Exmples of Isekai Light Novels and Anime

  • Sword Art Online: A bunch of players of the titular VR MMORPG are trapped in the game by it's designer. It's Isekai without the Isekai-ing. Though the setup is a Virtual Reality game, the author has gone or record as saying that was only the framing device to get to another world. Nonetheless, despite predating the Isekai boom, it hits most of the beats.
  • Log Horizon: On the eve of its newest expansion, all the players of the MMORPG ElderTale are suddenly sucked into the game's world. Leans into the RPG Mechanics thing, but often in a deconstructive way. For example, an EXP penalty upon death is taken from your actual Experiences, i.e.: your memories, or the Fluff text of various weapons and items starts becoming real(that cool Purple-rarity weapon you got that says it carries a terrible curse? you might wanna drop it like now!). It also focuses less on the invincible heroics of it's protagonist(who's more of a Support Class anyway), and focuses on the players trying to build themselves a life in the game world.
  • Isekai Cheat Magician: A young man and his childhood friend are summoned to another world, get magic powers that seemingly break the rules. Exactly as bland as the name suggests, this story should've come in a plain white box with the word "Isekai" written on the cover.
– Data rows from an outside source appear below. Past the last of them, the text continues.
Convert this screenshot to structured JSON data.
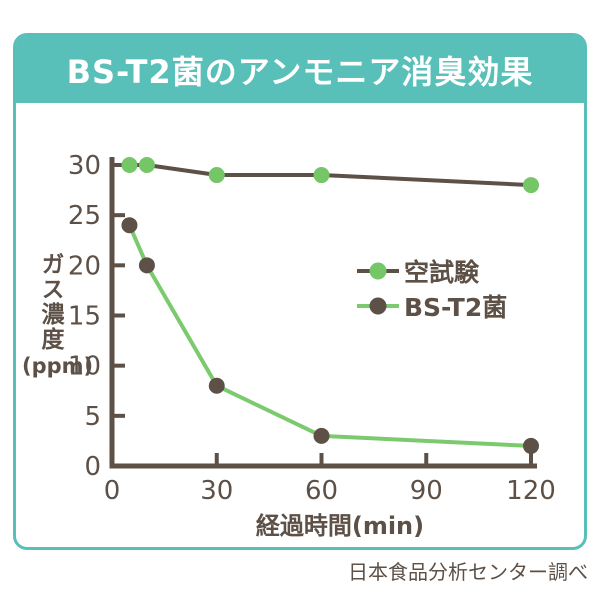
{
  "header": {
    "title": "BS-T2菌のアンモニア消臭効果"
  },
  "footer": {
    "source_note": "日本食品分析センター調べ"
  },
  "colors": {
    "teal": "#59c0b9",
    "brown": "#5c5047",
    "green": "#74c666",
    "green_line": "#7cca6e",
    "title_text": "#ffffff",
    "background": "#ffffff"
  },
  "chart_data": {
    "type": "line",
    "x": [
      5,
      10,
      30,
      60,
      120
    ],
    "series": [
      {
        "name": "空試験",
        "values": [
          30,
          30,
          29,
          29,
          28
        ],
        "marker_color": "#74c666",
        "line_color": "#5c5047"
      },
      {
        "name": "BS-T2菌",
        "values": [
          24,
          20,
          8,
          3,
          2
        ],
        "marker_color": "#5c5047",
        "line_color": "#7cca6e"
      }
    ],
    "xlabel": "経過時間(min)",
    "ylabel": "ガス濃度",
    "ylabel_unit": "(ppm)",
    "xlim": [
      0,
      120
    ],
    "ylim": [
      0,
      30
    ],
    "xticks": [
      0,
      30,
      60,
      90,
      120
    ],
    "yticks": [
      0,
      5,
      10,
      15,
      20,
      25,
      30
    ],
    "grid": false,
    "legend_position": "center-right"
  }
}
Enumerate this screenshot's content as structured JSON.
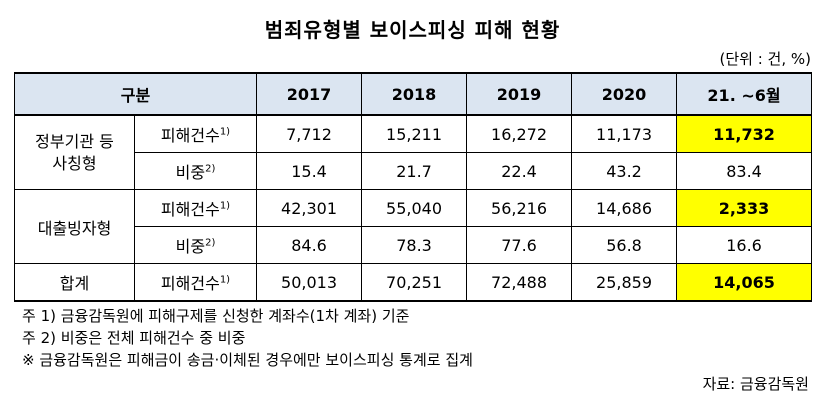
{
  "title": "범죄유형별 보이스피싱 피해 현황",
  "unit": "(단위 : 건, %)",
  "headers": [
    "구분",
    "2017",
    "2018",
    "2019",
    "2020",
    "21. ~6월"
  ],
  "groups": {
    "gov": {
      "label_line1": "정부기관 등",
      "label_line2": "사칭형"
    },
    "loan": {
      "label": "대출빙자형"
    },
    "total": {
      "label": "합계"
    }
  },
  "row_labels": {
    "count": "피해건수",
    "count_sup": "1)",
    "ratio": "비중",
    "ratio_sup": "2)"
  },
  "rows": {
    "gov_count": [
      "7,712",
      "15,211",
      "16,272",
      "11,173",
      "11,732"
    ],
    "gov_ratio": [
      "15.4",
      "21.7",
      "22.4",
      "43.2",
      "83.4"
    ],
    "loan_count": [
      "42,301",
      "55,040",
      "56,216",
      "14,686",
      "2,333"
    ],
    "loan_ratio": [
      "84.6",
      "78.3",
      "77.6",
      "56.8",
      "16.6"
    ],
    "total_count": [
      "50,013",
      "70,251",
      "72,488",
      "25,859",
      "14,065"
    ]
  },
  "notes": [
    "주 1) 금융감독원에 피해구제를 신청한 계좌수(1차 계좌) 기준",
    "주 2) 비중은 전체 피해건수 중 비중",
    "※ 금융감독원은 피해금이 송금·이체된 경우에만 보이스피싱 통계로 집계"
  ],
  "source": "자료: 금융감독원",
  "colors": {
    "header_bg": "#dbe5f1",
    "highlight": "#ffff00"
  }
}
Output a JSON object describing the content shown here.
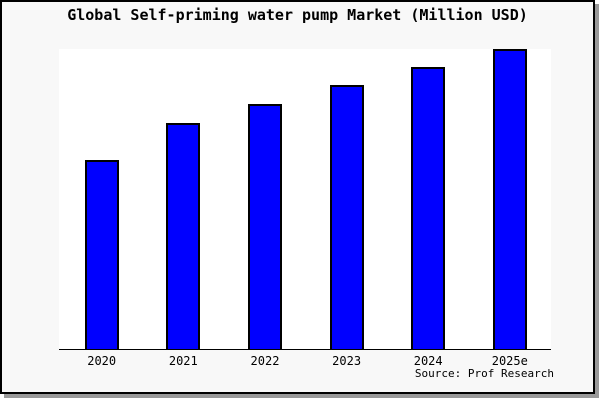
{
  "window": {
    "background": "#f8f8f8",
    "plot_background": "#ffffff",
    "frame_border_color": "#000000",
    "shadow_color": "#999999"
  },
  "chart": {
    "title": "Global Self-priming water pump Market (Million USD)",
    "source": "Source: Prof Research"
  },
  "chart_data": {
    "type": "bar",
    "title": "Global Self-priming water pump Market (Million USD)",
    "categories": [
      "2020",
      "2021",
      "2022",
      "2023",
      "2024",
      "2025e"
    ],
    "values": [
      63,
      75.3,
      81.7,
      88,
      94,
      100
    ],
    "values_unit": "relative height, % of tallest bar (no y-axis scale shown)",
    "xlabel": "",
    "ylabel": "",
    "ylim": [
      0,
      100
    ],
    "grid": false,
    "y_axis_visible": false,
    "legend": "none",
    "bar_color": "#0000ff",
    "bar_border_color": "#000000",
    "annotation": "Source: Prof Research"
  }
}
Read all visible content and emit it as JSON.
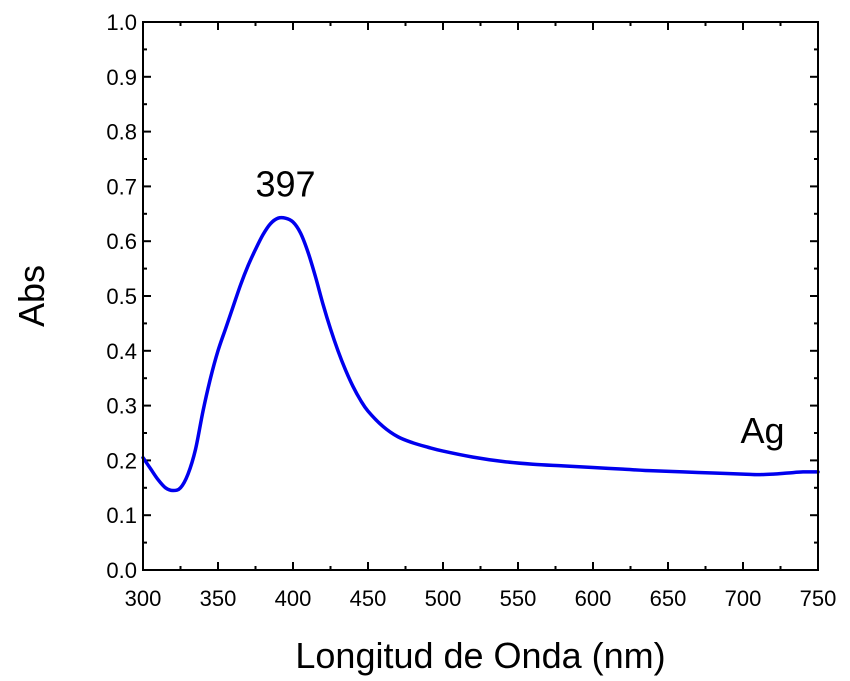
{
  "chart_data": {
    "type": "line",
    "xlabel": "Longitud de Onda (nm)",
    "ylabel": "Abs",
    "xlim": [
      300,
      750
    ],
    "ylim": [
      0.0,
      1.0
    ],
    "x_ticks": [
      "300",
      "350",
      "400",
      "450",
      "500",
      "550",
      "600",
      "650",
      "700",
      "750"
    ],
    "y_ticks": [
      "0.0",
      "0.1",
      "0.2",
      "0.3",
      "0.4",
      "0.5",
      "0.6",
      "0.7",
      "0.8",
      "0.9",
      "1.0"
    ],
    "grid": false,
    "line_color": "#0000ee",
    "annotations": [
      {
        "text": "397",
        "x": 395,
        "y": 0.7
      },
      {
        "text": "Ag",
        "x": 713,
        "y": 0.25
      }
    ],
    "series": [
      {
        "x": [
          300,
          305,
          310,
          315,
          320,
          325,
          330,
          335,
          340,
          345,
          350,
          355,
          360,
          365,
          370,
          375,
          380,
          385,
          390,
          395,
          400,
          405,
          410,
          415,
          420,
          425,
          430,
          435,
          440,
          445,
          450,
          460,
          470,
          480,
          490,
          500,
          520,
          540,
          560,
          580,
          600,
          620,
          640,
          660,
          680,
          700,
          710,
          720,
          730,
          740,
          750
        ],
        "y": [
          0.205,
          0.185,
          0.165,
          0.15,
          0.145,
          0.15,
          0.175,
          0.22,
          0.29,
          0.35,
          0.4,
          0.44,
          0.48,
          0.52,
          0.555,
          0.585,
          0.612,
          0.632,
          0.642,
          0.642,
          0.635,
          0.615,
          0.58,
          0.535,
          0.485,
          0.44,
          0.4,
          0.365,
          0.335,
          0.31,
          0.29,
          0.262,
          0.243,
          0.232,
          0.224,
          0.217,
          0.206,
          0.198,
          0.193,
          0.19,
          0.187,
          0.184,
          0.181,
          0.179,
          0.177,
          0.175,
          0.174,
          0.175,
          0.177,
          0.179,
          0.179
        ]
      }
    ]
  }
}
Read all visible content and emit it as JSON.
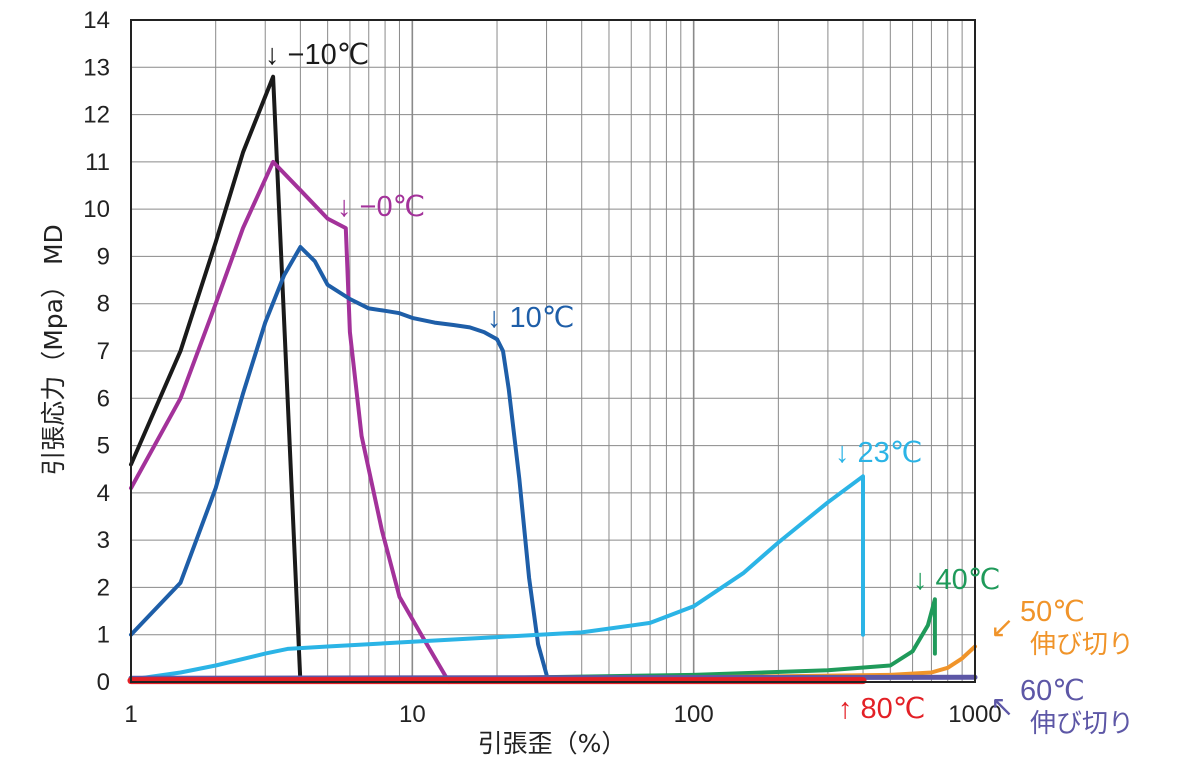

  • Ascendance of a Bookworm: A bookish young lady dies by extreme irony, only to find herself reborn in the body of a six-year-old peasant girl. Books are extremely rare and hard-to-find in this world, especially for Commoners, so she sets out on a journey of re-invention to make the books she wants to read. This is one of the few works to actually use its gimmick(s) well, being more of a Slice-of-life than "Epic" Fantasy.